I noticed some familiar names when reading this particular issue. John Wick and Monte Cook are two of my favorite designers/writers and I was pleased to see they got some good page time here and apparently this is true of other issues a well. One of the more lengthy and well-written articles is about the androgynous breed of Dwarves called the Uvandir who are unsurpassed as craftsman and hard workers. Those Uvandir Dwarves remaining are the last of their line - they have no way to reproduce. But they seem to last a long time - and they produce goods and works so fine that their work will live long after they are gone. It's a fascinating sub-culture of Dwarves which can be blended into any fantasy campaign (though the article was specifically written for 3.5).
My favorite article in this issue was The Spell-less Ranger which works from the premise that Aragon was a ranger who was not a spell caster. This article offers a full treatment of modifications to the standard Pathfinder Roleplaying Game Ranger with the removal of spells. In place, there are a number of new Class Features and tweaks which balance out the loss of spells to make a truly classical Ranger-type. At higher levels (where the Pathfinder rules would grant spells), the Ranger now selects from a number of Ranger Talents where they gain expertise in a particular area. Many are in tracking, hunting, additional favored enemies, trap handling, etc. All very cool and all very much in keeping with the Aragon-image of a Ranger. There are also new feats specific to this Ranger build that allows a higher level of expertise and potency while in their favored terrain. The article concludes with a full table showcasing this new Spell-less Ranger from Level 1 to Level 20. I'm very likely to play this class in the future as the thought of a Ranger without spells really fits with my original internal concept of the class.

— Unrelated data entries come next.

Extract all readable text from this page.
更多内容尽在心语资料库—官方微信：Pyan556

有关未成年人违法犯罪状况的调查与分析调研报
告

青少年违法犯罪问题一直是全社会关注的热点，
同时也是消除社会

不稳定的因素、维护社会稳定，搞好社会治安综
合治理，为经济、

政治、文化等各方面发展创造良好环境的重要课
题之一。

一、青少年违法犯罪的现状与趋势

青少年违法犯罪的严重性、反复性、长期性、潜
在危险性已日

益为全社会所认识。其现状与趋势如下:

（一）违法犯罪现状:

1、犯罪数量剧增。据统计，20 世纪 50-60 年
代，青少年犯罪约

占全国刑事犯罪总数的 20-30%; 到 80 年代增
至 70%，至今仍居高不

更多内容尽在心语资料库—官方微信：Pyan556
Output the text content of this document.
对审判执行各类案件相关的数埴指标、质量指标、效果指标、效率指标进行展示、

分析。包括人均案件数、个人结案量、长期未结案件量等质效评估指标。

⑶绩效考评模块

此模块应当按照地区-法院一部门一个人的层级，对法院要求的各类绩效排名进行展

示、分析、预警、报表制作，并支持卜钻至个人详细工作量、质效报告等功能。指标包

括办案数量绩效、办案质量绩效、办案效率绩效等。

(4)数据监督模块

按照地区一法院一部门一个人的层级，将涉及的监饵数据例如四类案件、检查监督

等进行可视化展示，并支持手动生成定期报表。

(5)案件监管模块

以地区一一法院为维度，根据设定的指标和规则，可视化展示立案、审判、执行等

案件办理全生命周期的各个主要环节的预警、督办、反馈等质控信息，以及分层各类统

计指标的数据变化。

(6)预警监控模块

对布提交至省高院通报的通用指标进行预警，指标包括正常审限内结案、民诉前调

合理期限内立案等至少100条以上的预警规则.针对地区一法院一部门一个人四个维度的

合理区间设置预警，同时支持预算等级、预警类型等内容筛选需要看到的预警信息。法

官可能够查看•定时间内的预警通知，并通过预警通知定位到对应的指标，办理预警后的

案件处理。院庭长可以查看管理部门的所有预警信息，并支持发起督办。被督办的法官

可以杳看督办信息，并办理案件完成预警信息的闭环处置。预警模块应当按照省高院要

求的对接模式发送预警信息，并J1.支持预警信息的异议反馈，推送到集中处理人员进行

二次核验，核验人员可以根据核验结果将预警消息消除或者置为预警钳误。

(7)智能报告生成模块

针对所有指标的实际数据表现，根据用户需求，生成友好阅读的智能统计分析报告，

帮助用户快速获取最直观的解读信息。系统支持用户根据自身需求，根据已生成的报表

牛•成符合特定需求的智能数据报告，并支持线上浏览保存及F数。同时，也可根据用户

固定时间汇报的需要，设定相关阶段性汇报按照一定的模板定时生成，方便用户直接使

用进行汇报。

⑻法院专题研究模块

Issue #11 of Kobold Quarterly seems on par with the others I've read (Issue #10 - #16) and that's no bad thing. The quality of the periodical is very high. With 3 months between issues, they can really cram a large number of high-quality articles (in this case, 18 articles plus the opening letter from the Kobold-In-Chief Wolfgang Baur). If you haven't checked out an issue of KQ yet, you can get back-issues both in print and in PDF. Their typical print distribution includes a copy of the same issue in PDF (though a lower-cost PDF only distribution is available). If you were part of the Haiti bundle in 2009, you also got a copy of this very issue (#11) which is likely sitting on your hard drive going unnoticed. Read it!
I was recently lent a stack of Kobold Quarterly magazines by an old friend.
I used the creatures from the Ecology of the Phantom Fungus in Issue #6 extensively in the Mutants and Masterminds campaign I ran last year for you guys. So this periodical inspired me to use a set of monsters for a completely different system (albeit still d20). I highly recommend these magazines for all sorts of inspiration.
paz AKA Matt Lewis
Going gentle into that good night
Badger badger badger
On the subject of rangers without spells, there is also the Skirmisher variant in the Advanced Player's Guide (page 128).